英断の炎

令和02年03月10日

 八十歳を超えた年寄りたちが、こんな大雪は見たことがないと口々に呟いて今日も降り続く灰色の空を見上げた。除雪機が勢いよく吹き飛ばした雪が、幹線道路の両側に高々と白い塀を作っていた。住民はカラフルな雪用スコップで終日生活道路の確保に従事したが、翌朝には一面の雪景色をかき分けて、まずは駐車場に車を掘り出しに行かねばならなかった。
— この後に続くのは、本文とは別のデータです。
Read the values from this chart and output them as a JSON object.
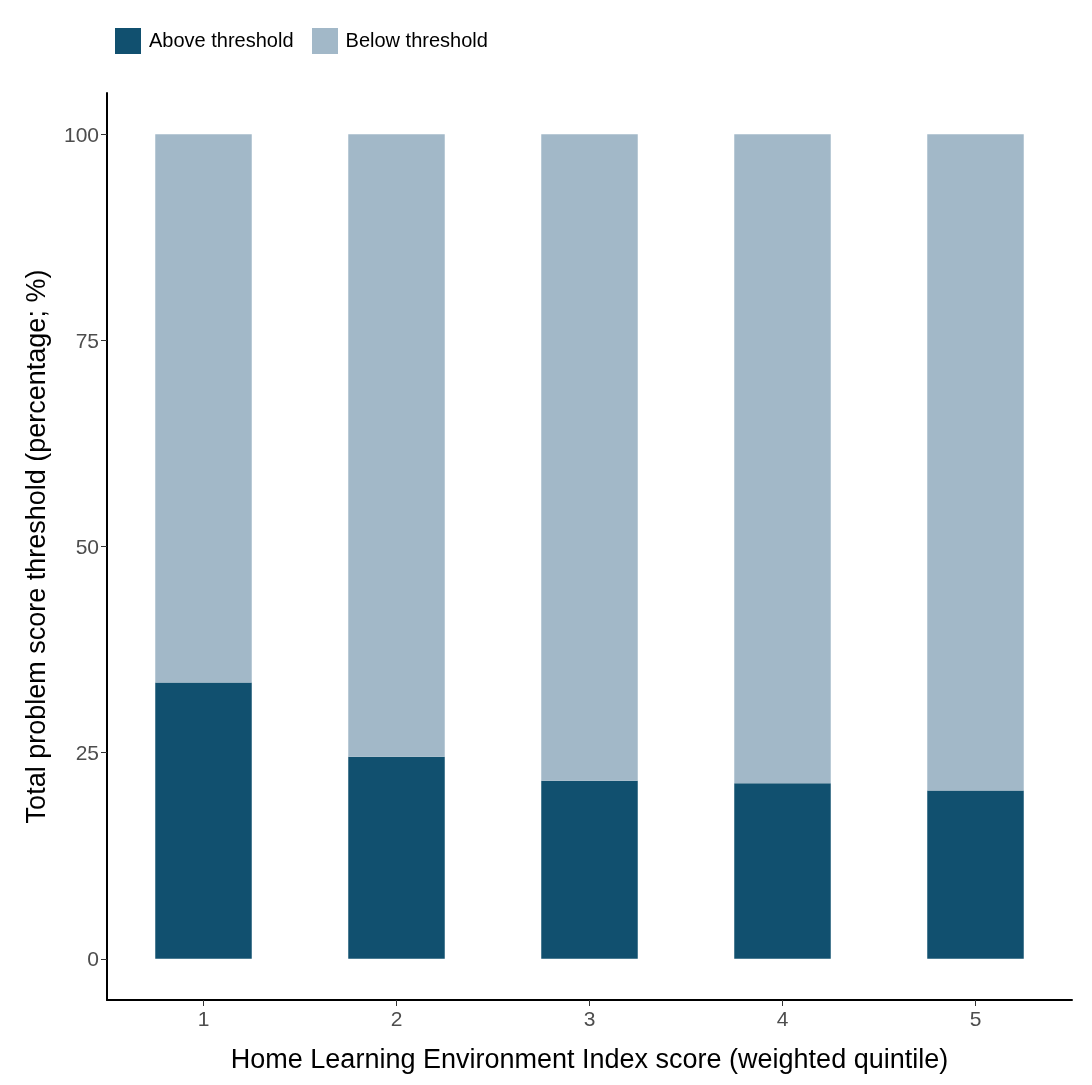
{
  "chart_data": {
    "type": "bar",
    "stacked": true,
    "xlabel": "Home Learning Environment Index score (weighted quintile)",
    "ylabel": "Total problem score threshold (percentage; %)",
    "categories": [
      "1",
      "2",
      "3",
      "4",
      "5"
    ],
    "series": [
      {
        "name": "Above threshold",
        "color": "#11506f",
        "values": [
          33.5,
          24.5,
          21.6,
          21.3,
          20.4
        ]
      },
      {
        "name": "Below threshold",
        "color": "#a2b8c8",
        "values": [
          66.5,
          75.5,
          78.4,
          78.7,
          79.6
        ]
      }
    ],
    "ylim": [
      -5,
      105
    ],
    "yticks": [
      0,
      25,
      50,
      75,
      100
    ],
    "grid": false,
    "legend": "top left"
  }
}
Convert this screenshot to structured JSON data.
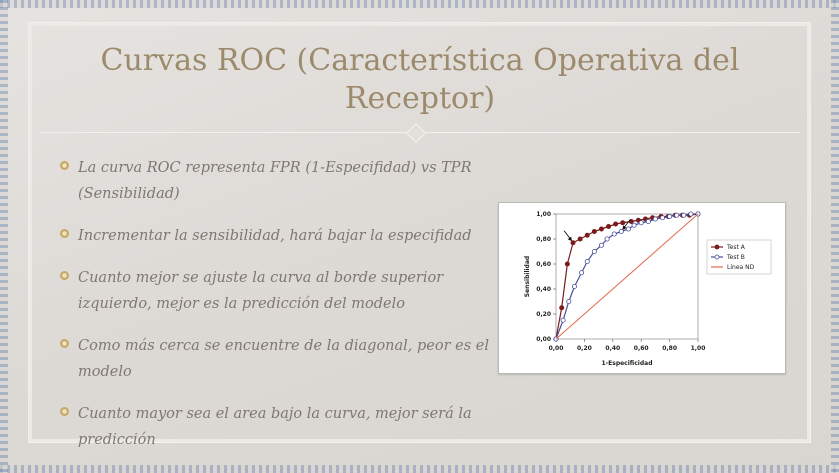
{
  "title": "Curvas ROC (Característica Operativa del Receptor)",
  "bullets": [
    "La curva ROC representa FPR (1-Especifidad) vs TPR (Sensibilidad)",
    "Incrementar la sensibilidad, hará bajar la especifidad",
    "Cuanto mejor se ajuste la curva al borde superior izquierdo, mejor es la predicción del modelo",
    "Como más cerca se encuentre de la diagonal, peor es el modelo",
    "Cuanto mayor sea el area bajo la curva, mejor será la predicción"
  ],
  "colors": {
    "title": "#9c8a6c",
    "text": "#7e7874",
    "testA": "#7b1c1c",
    "testB": "#4a4f9a",
    "nd": "#e26b4a"
  },
  "chart_data": {
    "type": "line",
    "xlabel": "1-Especificidad",
    "ylabel": "Sensibilidad",
    "xlim": [
      0,
      1
    ],
    "ylim": [
      0,
      1
    ],
    "xticks": [
      "0,00",
      "0,20",
      "0,40",
      "0,60",
      "0,80",
      "1,00"
    ],
    "yticks": [
      "0,00",
      "0,20",
      "0,40",
      "0,60",
      "0,80",
      "1,00"
    ],
    "legend_position": "right",
    "series": [
      {
        "name": "Test A",
        "marker": "filled-circle",
        "x": [
          0.0,
          0.04,
          0.08,
          0.12,
          0.17,
          0.22,
          0.27,
          0.32,
          0.37,
          0.42,
          0.47,
          0.53,
          0.58,
          0.63,
          0.68,
          0.74,
          0.79,
          0.84,
          0.89,
          0.94,
          1.0
        ],
        "y": [
          0.0,
          0.25,
          0.6,
          0.77,
          0.8,
          0.83,
          0.86,
          0.88,
          0.9,
          0.92,
          0.93,
          0.94,
          0.95,
          0.96,
          0.97,
          0.98,
          0.98,
          0.99,
          0.99,
          0.99,
          1.0
        ]
      },
      {
        "name": "Test B",
        "marker": "open-circle",
        "x": [
          0.0,
          0.05,
          0.09,
          0.13,
          0.18,
          0.22,
          0.27,
          0.32,
          0.36,
          0.41,
          0.46,
          0.51,
          0.55,
          0.6,
          0.65,
          0.7,
          0.75,
          0.8,
          0.85,
          0.9,
          0.95,
          1.0
        ],
        "y": [
          0.0,
          0.15,
          0.3,
          0.42,
          0.53,
          0.62,
          0.7,
          0.75,
          0.8,
          0.84,
          0.86,
          0.88,
          0.91,
          0.93,
          0.94,
          0.96,
          0.97,
          0.98,
          0.99,
          0.99,
          1.0,
          1.0
        ]
      },
      {
        "name": "Línea ND",
        "marker": "none",
        "x": [
          0,
          1
        ],
        "y": [
          0,
          1
        ]
      }
    ],
    "annotations": [
      {
        "type": "arrow",
        "target_series": "Test A",
        "x": 0.12,
        "y": 0.77
      },
      {
        "type": "arrow",
        "target_series": "Test B",
        "x": 0.46,
        "y": 0.86
      }
    ]
  }
}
 休校になった小学校では教員たちが会議室に集まって眉間にしわを寄せていた。

「各家庭では屋根の雪下ろしで大変ですが、頼れる親戚のない八世帯の母子家庭は放っておけません。担任の先生は町内会にお願いするなどして、生徒の安全の確保をお願いします」

 それから…と溝口教頭は全体を見渡して、問題は体育館です。

 と沈痛な表情で言った。

「鉄筋の校舎は雪の影響は受けませんが、体育館は柱なしで広大な屋根を支えています。形状がアーチであっても、雪の重みが一定限度を超えればひとたまりもなく崩れ落ちるでしょう」

 実はその対策が困難で…と言い終わらぬうちに、

「私に一つ考えがあります」

 滝沢校長が立ち上がって、思いがけない提案をした。

「本校には二百五十世帯の児童生徒が通っています。一世帯一つ当て灯油ストーブをお借りして体育館で炊きましょう。暖気は上へ上りますから屋根の雪はきっと融けると思います」

「しかし、どこの学校にもそんな例は…」

 責任は私が取るという校長の一言で提案は実行に移された。

「…入学式、終業式、始業式、卒業式…。かつてここで校歌を歌った懐かしい体育館を、どうか皆さんの手で救って下さい」

 滝沢校長の訴えは、集まった保護者たちの胸を打った。

「よし分かった!一人ずつ持ち寄ったのでは混雑するから、PTAの役員で地区毎にまとめて搬入しよう」

「うちが軽トラックを出しますよ」

「できれば皆さん、灯油もひと缶ずつお願いしますよ」

 有志が調達した二台の家庭用の除雪機と、二十人を超す保護者たちがスコップを振るって圧雪の道をこしらえた。その道を何台もの軽トラックが往復して、大量の灯油ストーブと赤や青の灯油缶を体育館に運び込んだ。体育館の広い床に、名札を貼りつけた灯油ストーブがびっしりと並んだ。次々と点火されると、たくさんの善意の炎が整然と揺れた。

「美しい…」

 立ち会った教員と役員は息をのんだ。

 換気のために開け放たれた地窓から侵入した冷気は、暖められてたちのぼり、屋根の雪をじわじわと融かし始めた。雪は突然、たまりかねたようにアーチ状の屋根を音を立てて滑り落ちた。七日間降り続いた雪で、この地方の体育館は軒並み倒壊したが、滝沢校長のところだけは雪景色の中で無傷で立っていた。

『校長の英断、豪雪に勝つ』

 滝沢は一躍、時の人になって退職したが、三年ほどで事情は一変した。

「他の学校はどこも新品の体育館なのに、うちだけどうしてこんなにおんぼろなの?」

 不満を漏らす新入生たちに、教員たちは返す言葉もなかったが、脳裏には体育館の床を埋め尽くしたストーブの炎が美しく揺れていた。